TEMPO.CO, Yogyakarta – Peneliti dari Pusat Kajian Antikorupsi (Pukat) Universitas Gadjah Mada, Hifdzil Alim, menyatakan rakyat telah dibohongi oleh persidangan Majelis Kehormatan Dewan (MKD). Akhir drama sidang etika kasus 'papa minta saham' itu juga tak ubahnya lelucon saja karena tidak ada keputusan. "Saya pikir telah terjadi pengibulan nasional terhadap ending dari drama persidangan dugaan pelanggaran etik Setya Novanto," kata Hifdzil, Kamis, 17 Desember 2015.
Ia menyebutkan, berdasarkan Undang-Undang Nomor 17 Tahun 2014, MKD seharusnya memberikan putusan dari sidang etik.

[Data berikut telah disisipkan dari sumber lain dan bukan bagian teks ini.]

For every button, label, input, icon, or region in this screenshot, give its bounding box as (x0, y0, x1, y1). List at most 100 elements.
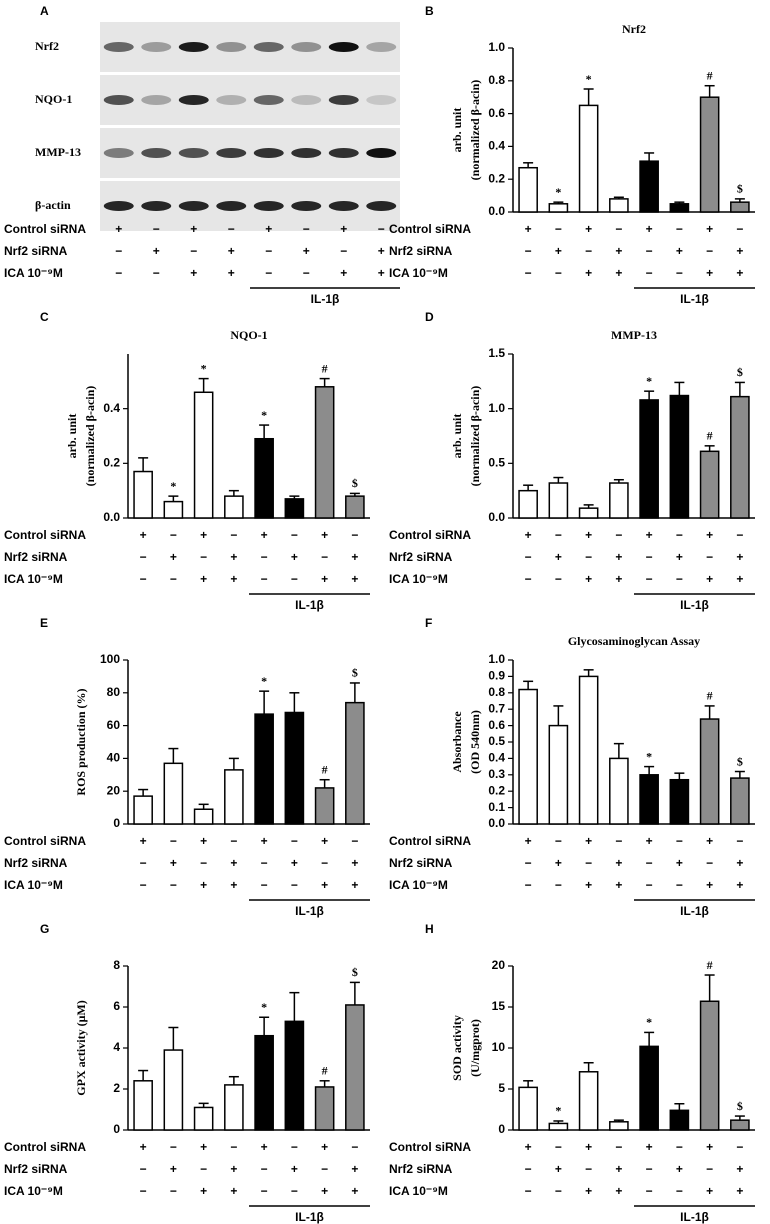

Namun sampai saat ini, tidak ada satu pun keputusan yang disampaikan. Sebaliknya, MKD hanya menjadi juru bicara pengunduran diri Setya Novanto dari kursi Ketua Dewan Perwakilan Rakyat. "Saya garis bawahi, penyampaian keputusan dan pengunduran diri Setya Novanto dari ketua DPR adalah dua hal yang sangat berbeda," katanya.
Sidang MKD terkait dengan kasus Ketua DPR Setya Novanto kemarin dinyatakan ditutup tanpa ada putusan. MKD hanya menyatakan menerima surat pengunduran diri Setya Novanto.
Hifdzil, yang juga dosen ilmu hukum Universitas Islam Negeri Sunan Kalijaga Yogyakarta, mengatakan sidang etik digelar untuk mengetahui ada pelanggaran etik atau tidak. Sehingga dapat diambil kebijakan selanjutnya, untuk memutuskan seseorang bersalah atau tidak.
"Kalau pengunduran diri dari posisi Ketua DPR itu urusan pribadi. Mau mundur silakan, gak juga silakan. Gak ada kaitannya dengan sidang etik. Jadi tidak pernah akan ketemu, apakah Setya Novanto melanggar etik atau tidak," ujarnya.
Melihat kenyataan sidang di MKD ini, sekarang tidak ada lagi lembaga yang berhak menghakimi Setya Novanto dalam pelanggaran etika. Sebab tidak pernah ada putusan soal itu. Yang ada hanya persidangannya saja. Putusannya tidak ada. Walhasil, hingga sekarang Setya Novanto masih dianggap tidak melakukan pelanggaran etik. "Jadi jangan pernah mengatakan Setya Novanto melanggar etik, kalian semua akan dilaporkan pencemaran nama baik nantinya," katanya.